A 30 member project team examining the feasibility of the new structure expects telecommunications charges to business to drop significantly with the advent of competition.
It is understood that a drop of 5 per cent per annum for a number of years, or a single initial drop of up to 25 per cent, are among scenarios believed possible by those close to the negotiations.
The profit margins for companies operating in the sector are expected to be tight as a result of intense competition. The new venture would be scheduled to achieve profitability by year four or five at the latest.
The negotiations are understood to be going well but the crucial issue of the commercial viability of the venture has yet to be decided on.
ESB International, which is a limited company, is involved in the negotiations on behalf of the ESB and is the vehicle through which any deal will be done. The new venture would employ up to 200.
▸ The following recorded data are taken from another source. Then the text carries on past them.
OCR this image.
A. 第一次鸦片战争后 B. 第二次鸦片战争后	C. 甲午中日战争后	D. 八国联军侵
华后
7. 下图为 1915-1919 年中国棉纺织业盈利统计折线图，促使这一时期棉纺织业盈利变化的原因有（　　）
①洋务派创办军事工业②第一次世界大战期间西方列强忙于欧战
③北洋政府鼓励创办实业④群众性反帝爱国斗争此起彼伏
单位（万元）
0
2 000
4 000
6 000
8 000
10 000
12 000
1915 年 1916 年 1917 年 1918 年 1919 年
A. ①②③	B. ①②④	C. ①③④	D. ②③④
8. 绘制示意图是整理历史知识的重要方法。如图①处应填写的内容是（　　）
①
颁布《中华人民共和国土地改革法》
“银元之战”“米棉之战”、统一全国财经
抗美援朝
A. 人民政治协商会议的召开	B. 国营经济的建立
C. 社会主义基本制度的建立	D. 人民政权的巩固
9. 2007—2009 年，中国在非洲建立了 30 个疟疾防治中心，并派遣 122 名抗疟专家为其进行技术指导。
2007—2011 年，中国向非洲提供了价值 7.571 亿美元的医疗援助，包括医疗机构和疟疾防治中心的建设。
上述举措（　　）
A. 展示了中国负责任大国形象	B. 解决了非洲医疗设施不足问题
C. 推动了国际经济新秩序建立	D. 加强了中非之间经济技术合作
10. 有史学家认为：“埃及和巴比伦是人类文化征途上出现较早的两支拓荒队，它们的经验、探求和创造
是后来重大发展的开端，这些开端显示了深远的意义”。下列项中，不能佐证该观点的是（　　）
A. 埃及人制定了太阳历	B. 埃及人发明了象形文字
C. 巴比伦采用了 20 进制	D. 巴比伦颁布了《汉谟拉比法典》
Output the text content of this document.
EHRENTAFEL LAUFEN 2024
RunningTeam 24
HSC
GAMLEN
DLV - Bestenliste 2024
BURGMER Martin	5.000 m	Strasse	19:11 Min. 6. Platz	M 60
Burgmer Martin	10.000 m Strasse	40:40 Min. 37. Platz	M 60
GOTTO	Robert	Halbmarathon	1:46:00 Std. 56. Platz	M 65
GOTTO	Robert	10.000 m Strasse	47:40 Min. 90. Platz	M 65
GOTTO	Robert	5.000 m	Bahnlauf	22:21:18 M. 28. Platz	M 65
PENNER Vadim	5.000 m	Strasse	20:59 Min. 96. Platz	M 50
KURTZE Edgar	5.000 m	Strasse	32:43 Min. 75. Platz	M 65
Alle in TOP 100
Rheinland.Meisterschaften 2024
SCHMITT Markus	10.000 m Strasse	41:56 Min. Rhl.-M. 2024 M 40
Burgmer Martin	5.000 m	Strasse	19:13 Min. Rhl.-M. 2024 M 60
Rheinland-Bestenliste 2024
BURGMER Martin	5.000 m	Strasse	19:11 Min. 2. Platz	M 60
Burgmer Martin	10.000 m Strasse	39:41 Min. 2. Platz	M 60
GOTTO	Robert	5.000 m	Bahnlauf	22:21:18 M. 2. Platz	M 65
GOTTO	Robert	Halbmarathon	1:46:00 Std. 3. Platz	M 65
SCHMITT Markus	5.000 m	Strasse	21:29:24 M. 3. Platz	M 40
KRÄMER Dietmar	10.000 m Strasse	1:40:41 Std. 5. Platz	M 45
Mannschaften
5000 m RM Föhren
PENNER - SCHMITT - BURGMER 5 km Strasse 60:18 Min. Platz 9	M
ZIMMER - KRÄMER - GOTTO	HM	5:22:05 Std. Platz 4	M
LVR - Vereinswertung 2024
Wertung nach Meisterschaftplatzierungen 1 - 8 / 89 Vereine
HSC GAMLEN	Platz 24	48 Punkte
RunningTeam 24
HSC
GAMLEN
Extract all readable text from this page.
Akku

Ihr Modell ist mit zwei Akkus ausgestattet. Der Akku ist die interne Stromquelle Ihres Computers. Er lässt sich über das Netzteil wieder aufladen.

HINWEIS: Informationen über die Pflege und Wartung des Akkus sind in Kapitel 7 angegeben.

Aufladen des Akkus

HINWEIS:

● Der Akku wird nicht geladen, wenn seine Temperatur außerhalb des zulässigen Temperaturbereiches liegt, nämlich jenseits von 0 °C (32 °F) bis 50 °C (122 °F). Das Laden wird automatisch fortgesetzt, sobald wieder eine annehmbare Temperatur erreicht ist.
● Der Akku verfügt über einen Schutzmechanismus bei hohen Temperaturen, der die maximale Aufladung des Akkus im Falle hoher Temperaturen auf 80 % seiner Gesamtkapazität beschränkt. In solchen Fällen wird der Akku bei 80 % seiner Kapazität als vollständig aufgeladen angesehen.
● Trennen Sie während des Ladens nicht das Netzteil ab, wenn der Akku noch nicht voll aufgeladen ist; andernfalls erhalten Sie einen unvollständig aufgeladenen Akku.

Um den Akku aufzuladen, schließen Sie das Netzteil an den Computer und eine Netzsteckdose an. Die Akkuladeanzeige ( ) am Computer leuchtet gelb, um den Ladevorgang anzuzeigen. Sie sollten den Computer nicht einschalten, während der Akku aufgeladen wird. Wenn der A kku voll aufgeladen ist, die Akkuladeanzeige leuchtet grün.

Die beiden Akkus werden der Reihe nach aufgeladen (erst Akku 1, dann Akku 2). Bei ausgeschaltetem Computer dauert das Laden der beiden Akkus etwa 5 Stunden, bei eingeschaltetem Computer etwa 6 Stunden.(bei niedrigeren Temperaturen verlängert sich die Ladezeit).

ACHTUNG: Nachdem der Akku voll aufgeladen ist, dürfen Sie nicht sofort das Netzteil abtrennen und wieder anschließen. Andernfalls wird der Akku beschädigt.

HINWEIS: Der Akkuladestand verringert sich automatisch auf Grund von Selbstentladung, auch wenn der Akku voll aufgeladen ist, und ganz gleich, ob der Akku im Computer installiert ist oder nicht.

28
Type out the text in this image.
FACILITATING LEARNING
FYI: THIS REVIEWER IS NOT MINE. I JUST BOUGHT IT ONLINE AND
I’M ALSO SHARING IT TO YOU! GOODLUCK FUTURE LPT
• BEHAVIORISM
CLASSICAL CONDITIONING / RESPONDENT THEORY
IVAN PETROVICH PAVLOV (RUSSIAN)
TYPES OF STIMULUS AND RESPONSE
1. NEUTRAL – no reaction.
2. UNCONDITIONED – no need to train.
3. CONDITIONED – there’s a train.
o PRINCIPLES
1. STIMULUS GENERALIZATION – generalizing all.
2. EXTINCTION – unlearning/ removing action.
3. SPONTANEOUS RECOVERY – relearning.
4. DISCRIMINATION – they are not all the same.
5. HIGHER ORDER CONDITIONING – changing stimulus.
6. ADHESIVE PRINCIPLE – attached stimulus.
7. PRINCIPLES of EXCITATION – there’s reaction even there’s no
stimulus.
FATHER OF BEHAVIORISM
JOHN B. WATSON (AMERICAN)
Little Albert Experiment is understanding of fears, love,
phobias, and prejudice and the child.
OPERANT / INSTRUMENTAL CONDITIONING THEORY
The companies are interested in using the ESB infrastructure to lay down a fibrcoptic communications network. In the first phase the network would link up with business parks in major urban centres, the IFSC and major companies, and give access to the global BT Consort services.
The ESB's line network, microwave infrastructure and ducts or pipe network would allow for the laying out of the new network, which would link up with the BT Telecom telecommunications system. The ESB has one of the most extensive telecommunications networks in the country which it uses for its own internal purposes.
BT has extensive expertise to bring to the project and has established similar joint ventures in Bavaria, Switzerland and Holland.
The first phase would involve a 50/50 investment of £50 million. The chief executive of the new company would be appointed by BT and the financial director by ESB. The two companies would have an equal number of board members.